第2話 シチュー ①―②

 夜の営業がはじまって、すぐ店内はお客で満席になっていた。

 お客はノブユキが言うところのシチュー目当てでやってきているのだ。

 どんどんオーダーが入る。


 ノブユキは厨房で忙しく魔法を唱える。

「《レシピ》シチュー!」

 昼から数えて、どれだけ使ったか、考える暇もない。


 深さのある木皿がぱっと出現する。

 白くとろみのあるスープが湧き上がる。

 煮込まれた野菜がゴロゴロと出現する。

 ブロック状に刻まれた豚肉は、脂身と桃色ぎみの赤身がまだら模様を描いている。


 ノブユキは味見をして、リーネを呼ぶ。


「リーネさん、3番カウンターあがりました!」

「ありがとう! 3番カウンターのお客さまおまちどおさまでーす!」


 接客を手伝いたいノブユキだが、厨房から出ている暇などない。

 入り口からお客の出入りを管理するのもリーネの仕事だ。


「おいしかったよぉ、リーネちゃん。またくるねー」

 お客が一人帰り。


「4人なんだけど入れる? リーネちゃん」

「すみません! 今テーブルは満席でして!」

「じゃあ待たせてもらうね」

「はい! 寒いのにすみません!」

 ひょっこり顔を覗かせた3人連れのお客を丁重に待たせたり。


「お先にお一人のお客さまどうぞ!」

「おお、お先にすまんね。
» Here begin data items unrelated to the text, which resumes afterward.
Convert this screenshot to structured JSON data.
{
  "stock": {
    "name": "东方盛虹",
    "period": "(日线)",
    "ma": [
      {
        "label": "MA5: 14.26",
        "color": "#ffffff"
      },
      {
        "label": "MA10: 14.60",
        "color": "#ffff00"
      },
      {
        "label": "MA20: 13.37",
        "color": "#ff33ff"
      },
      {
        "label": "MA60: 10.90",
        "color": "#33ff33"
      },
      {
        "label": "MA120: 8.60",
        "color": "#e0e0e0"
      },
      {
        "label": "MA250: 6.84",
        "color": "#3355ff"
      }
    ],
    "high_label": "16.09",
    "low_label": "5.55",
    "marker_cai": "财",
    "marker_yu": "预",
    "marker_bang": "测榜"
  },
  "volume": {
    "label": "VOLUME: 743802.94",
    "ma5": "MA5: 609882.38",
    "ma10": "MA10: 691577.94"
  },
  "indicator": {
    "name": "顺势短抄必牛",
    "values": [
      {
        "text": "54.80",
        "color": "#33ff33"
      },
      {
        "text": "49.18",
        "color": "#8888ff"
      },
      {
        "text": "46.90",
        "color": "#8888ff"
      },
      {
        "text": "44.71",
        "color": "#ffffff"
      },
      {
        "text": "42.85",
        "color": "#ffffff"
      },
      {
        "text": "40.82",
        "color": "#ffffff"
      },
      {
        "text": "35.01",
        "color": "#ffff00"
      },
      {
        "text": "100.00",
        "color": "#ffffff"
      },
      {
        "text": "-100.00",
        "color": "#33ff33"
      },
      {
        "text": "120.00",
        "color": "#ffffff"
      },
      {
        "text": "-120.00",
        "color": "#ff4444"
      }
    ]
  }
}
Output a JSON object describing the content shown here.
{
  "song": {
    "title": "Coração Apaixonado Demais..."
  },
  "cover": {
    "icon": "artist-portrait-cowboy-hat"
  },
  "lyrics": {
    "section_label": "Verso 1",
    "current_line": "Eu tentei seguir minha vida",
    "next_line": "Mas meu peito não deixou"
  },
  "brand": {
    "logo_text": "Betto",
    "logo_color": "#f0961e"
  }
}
じゃあ遠慮なく……」

 店内に入るお客の数に対応したり。


 リーネは長い金髪を振り乱し、端正な顔に汗をかきながら、仕事をしていた。

 とても活発に動いていた。


 対するノブユキは厨房にこもり、金属製の調理台の上でレシピと唱え続けるのみ。

 なんとも虚しさを感じずにはいられない。



 ◇  ◇  ◇


 客足は途絶えず、夜の営業開始から3時間が経とうとした時だった。


「ノブユキくん! 4人分シチューお願い!」

「わかりました。《レシピ》シチュー」


 ……あれ?


「《シチュー》、《シチュー》」


 ……んんん?

 で、出ない。シチューが召喚できない!!

 ノブユキはすぐに緊急事態をリーネに伝える。


「リーネさん大変です! 料理が出ません!」

「どういうこと!? もうちょっと詳しく!」


 リーネもすぐに応じる。

 ノブユキの焦りが伝わってきたのだろう。


「リーネちゃん、注文まだー?」

「はーい、少々お待ちください!」


 リーネは尋ねてきたお客に、いつもよりすこし雑な対応をした。

 そして急いでフロアから厨房までやってきた。


「で、どうしたの、ノブユキくん!」

「料理が出ないんです!」

「魔法を唱えても?」

「そうです、唱えても出ないんです!」

「んむむ……料理魔法なんて前代未聞ですもんね、どれだけの『消費』なのか気にはなっていたのだけれど、ついにきちゃったわね……」


 リーネが何を言っているのかさっぱりわからない。

 リーネは腕を組んで右往左往している。


「とりあえずこれ飲んでみて」


 厨房の片隅にリーネは小走りで移動し、棚から何かを手に取ると戻ってきた。

 ノブユキは手を広げて受け取る。

 中身は小瓶に収められた黄色い液体だった。


 リーネの目を見るノブユキ。

 こくりと頷くリーネ。


「んぐっんぐっんぐっ!」


 ノブユキは一気に飲み干した。

 

「それでもう一回、料理魔法を使ってみて!」

「はい! レシピ《シチュー》!」


 しかし何も起こらない。


「駄目かあ……!」


 頭をぐったりと下げるリーネ。

 何を飲まされたのかわからないノブユキは、おずおずと尋ねた。


「あの、何を飲まされたんですか?」

「マジックポーション。魔法力を回復させる薬よ」


 ノブユキはすぐに概念を理解できた。

 要するにRPGにおけるMP(マジックポイント)と同じだろう。

 魔力切れを起こして、魔法が一時的に使えない状態になったと察した。


「しばらく料理は作れないということでしょうか?」


 うなだれるリーネにノブユキは声をかける。

 リーネはがばっと頭を元の位置に戻し、握り拳をつくって力説をはじめた。


「まだよ、こんな時のための『仕込み』だったんだもの!」

「し、『仕込み』?」

「ノブユキくん、きみは特別な魔法が使えるけれど、それだけじゃないでしょう?」

「それだけですよ!」

「謙遜しないで。きみの世界では、味の決まった料理をそのまま出すことが当たり前だったかもしれないわ……でもこの世界では味の安定は滅多に出来ないことなのよ。というか誰にもできない、あなただけの立派な技能だわ!」

「……つまり、今ある材料を使って、魔法に頼らず自分の手で調理しろ、と?」

「その通りよ! さあ、今こそあなたの腕を見せつけてちょうだい!」


 ノブユキは不安だった。

 リーネがいつもシチューの材料を用意していたことには理由があった。ノブユキの使う料理召喚はおそらく魔法だと判断したのだろう。魔法は無限に使えるものではないということか。体力と同じく、魔力が尽きればしばらく使えなくなってしまう。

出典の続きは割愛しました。